I'm not having a go at Scottish famers' markets. I actually love farmers' markets - what's not to like? There's nothing I'd rather do than buy really fresh beautiful fruit monstrously hungover early on a Sunday morning, but most of the time you literally cannot move for people wearing padded gilets. At the fish counter you are sandwiched between two gilet-wearers rustling ominously beside you. You become a sardine in a sea of down-insulated sleeveless jackets. Much like how you shouldn't inflate a life jacket until you're out of an aeroplane, a gilet is an entirely inappropriate item to wear in a confined space: it keeps you safe and warm, but only at the expense of others. It is the ultimate selfish garment.
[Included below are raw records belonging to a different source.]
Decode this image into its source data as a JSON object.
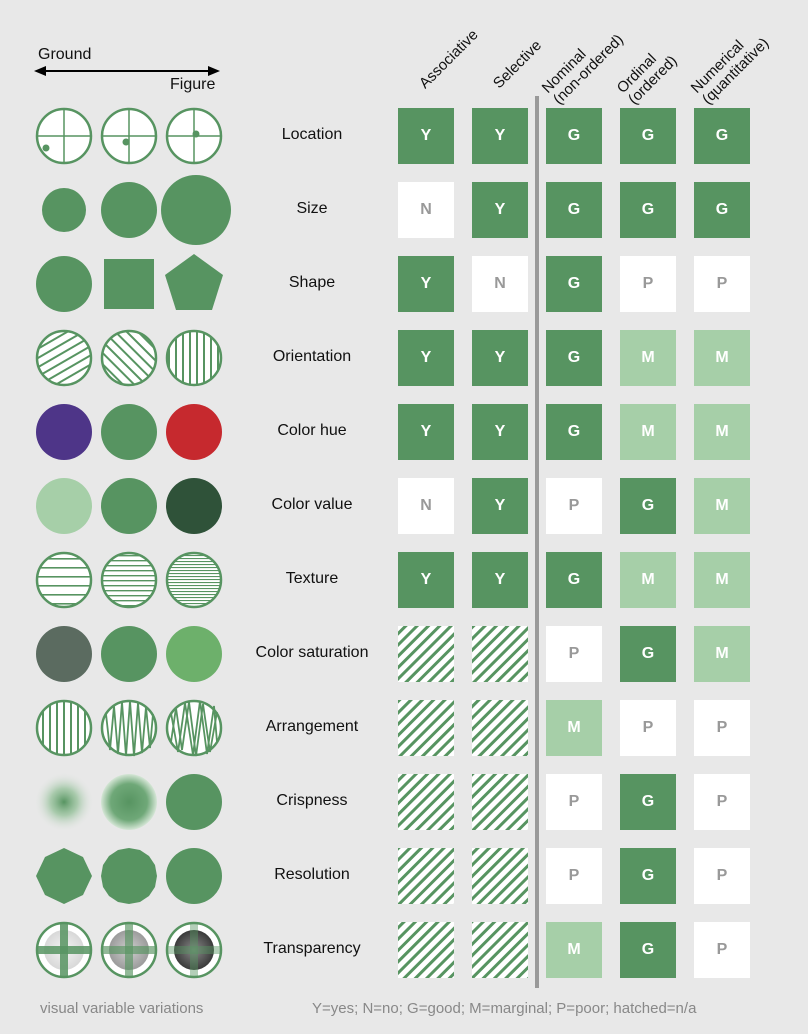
{
  "axis": {
    "left": "Ground",
    "right": "Figure"
  },
  "columns": [
    {
      "line1": "Associative",
      "line2": ""
    },
    {
      "line1": "Selective",
      "line2": ""
    },
    {
      "line1": "Nominal",
      "line2": "(non-ordered)"
    },
    {
      "line1": "Ordinal",
      "line2": "(ordered)"
    },
    {
      "line1": "Numerical",
      "line2": "(quantitative)"
    }
  ],
  "rows": [
    {
      "label": "Location",
      "values": [
        "Y",
        "Y",
        "G",
        "G",
        "G"
      ]
    },
    {
      "label": "Size",
      "values": [
        "N",
        "Y",
        "G",
        "G",
        "G"
      ]
    },
    {
      "label": "Shape",
      "values": [
        "Y",
        "N",
        "G",
        "P",
        "P"
      ]
    },
    {
      "label": "Orientation",
      "values": [
        "Y",
        "Y",
        "G",
        "M",
        "M"
      ]
    },
    {
      "label": "Color hue",
      "values": [
        "Y",
        "Y",
        "G",
        "M",
        "M"
      ]
    },
    {
      "label": "Color value",
      "values": [
        "N",
        "Y",
        "P",
        "G",
        "M"
      ]
    },
    {
      "label": "Texture",
      "values": [
        "Y",
        "Y",
        "G",
        "M",
        "M"
      ]
    },
    {
      "label": "Color saturation",
      "values": [
        "hatched",
        "hatched",
        "P",
        "G",
        "M"
      ]
    },
    {
      "label": "Arrangement",
      "values": [
        "hatched",
        "hatched",
        "M",
        "P",
        "P"
      ]
    },
    {
      "label": "Crispness",
      "values": [
        "hatched",
        "hatched",
        "P",
        "G",
        "P"
      ]
    },
    {
      "label": "Resolution",
      "values": [
        "hatched",
        "hatched",
        "P",
        "G",
        "P"
      ]
    },
    {
      "label": "Transparency",
      "values": [
        "hatched",
        "hatched",
        "M",
        "G",
        "P"
      ]
    }
  ],
  "colors": {
    "green": "#579461",
    "light_green": "#a6cfa8",
    "dark_green": "#2f5239",
    "purple": "#4e3588",
    "red": "#c6292e",
    "gray_green": "#5b6b60",
    "bright_green": "#6db06b",
    "white": "#ffffff",
    "letter_dark_bg": "#ffffff",
    "letter_light_bg": "#999999",
    "divider": "#999999"
  },
  "footer": {
    "left": "visual  variable  variations",
    "right": "Y=yes; N=no; G=good; M=marginal; P=poor; hatched=n/a"
  }
}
In doing so the food snob is as particular and restrictive about what they eat as the fussy eater. And chances are a fussy eater won't try to give you a lecture on the provenance of Quavers. But at least the food snob cares about the bigger picture: growers, farmers, and possibly most significantly, the welfare of their large intestine.
If I had the chance, I'd settle the debate in a good old fashioned Harry Hill TV Burp style. A giant jammy dodger would have a full-on punch-up with an oversized organic carrot (the ones with weird extra legs coming off them like a Doctor Who baddie because they've been discarded by the big supermarket chains who only want homogeneous veg).
As for who would win, who knows. But you can bet your bottom dollar the end result would be some new fusion cuisine not even pioneered in East London yet. You heard it here first.